Agriculture
There
is no guarantee farmers’ financial gain can rise because the methodology for
estimating price of production is outdated, defective
·
The Centre has been
announcing MSP for crops each year for 2 seasons — kharif and rabi — since
1965, based on the advice of the Commission for Agricultural prices and costs
(CACP).
·
Initially, it had been
declared just for wheat and paddy.

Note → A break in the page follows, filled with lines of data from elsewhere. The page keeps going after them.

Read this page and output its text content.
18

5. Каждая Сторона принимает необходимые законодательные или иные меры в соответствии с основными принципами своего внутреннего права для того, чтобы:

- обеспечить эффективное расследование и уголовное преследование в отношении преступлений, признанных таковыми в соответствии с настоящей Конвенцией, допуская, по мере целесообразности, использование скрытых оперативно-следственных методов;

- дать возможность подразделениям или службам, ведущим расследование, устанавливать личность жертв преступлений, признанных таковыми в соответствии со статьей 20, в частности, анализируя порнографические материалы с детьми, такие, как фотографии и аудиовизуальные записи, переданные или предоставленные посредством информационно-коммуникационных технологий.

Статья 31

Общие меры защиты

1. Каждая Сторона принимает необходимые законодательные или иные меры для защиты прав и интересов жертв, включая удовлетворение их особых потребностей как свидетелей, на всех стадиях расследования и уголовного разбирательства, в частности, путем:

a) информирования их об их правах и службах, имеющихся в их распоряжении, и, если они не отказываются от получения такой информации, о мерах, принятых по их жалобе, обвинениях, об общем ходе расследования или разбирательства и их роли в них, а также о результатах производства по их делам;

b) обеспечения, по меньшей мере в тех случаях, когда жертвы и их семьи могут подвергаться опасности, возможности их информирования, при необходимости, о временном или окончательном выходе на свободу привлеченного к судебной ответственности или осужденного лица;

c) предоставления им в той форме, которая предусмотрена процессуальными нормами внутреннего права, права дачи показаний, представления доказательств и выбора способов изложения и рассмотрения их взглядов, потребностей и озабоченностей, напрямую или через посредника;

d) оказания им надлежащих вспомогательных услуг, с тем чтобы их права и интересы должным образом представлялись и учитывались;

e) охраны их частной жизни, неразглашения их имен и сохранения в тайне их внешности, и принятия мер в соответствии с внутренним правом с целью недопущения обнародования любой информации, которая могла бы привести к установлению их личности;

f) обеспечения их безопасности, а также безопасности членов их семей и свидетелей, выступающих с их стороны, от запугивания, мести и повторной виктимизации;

Over the years, a lot of crops were extra.
·
The MSP is presently
offered for twenty three crops.
·
Historically, the MSP
is determined supported the value of cultivation, input costs, provide and
demand of crops, the value level in world markets, etc.
·
Although the CACP uses
9 totally different price ideas (A1, A2, A2+FL, B1, B2, C1, C2, C2* and C3) for
estimating the value of production, the MSP was fixed supported value A2+FL
formula until 2018.
·
While the value C3
includes all the expenses incurred for crop cultivation, A2 covers solely the
farmer’s out-of-pocket spend on cultivation.
·
That is, value A2+FL
(family labour) doesnt take into account the depreciation value of farm
machinery, the interest on loans, etc.
·
Therefore, the gap
between C3 and A2+FL price is 30-50 per cent for many mandated crops.
·
In such a structure,
crop production becomes unprofitable for farmers.
·
So theyre demanding
MSPs that cover the complete value of production.
·
MS Swaminathan headed
Farmers’ Commission (2006) recommended that MSPs for crops ought to be fixed at
fifty per cent higher than the price of production.
·
Given the continual
demand from farmers, the govt created a historic announcement in Budget 2018-19
that the MSP are fixed a minimum of one-andhalf times the value of production.
·
Since kharif 2018, the
MSP is are fixed based on price A2+FL plus fifty per cent formula.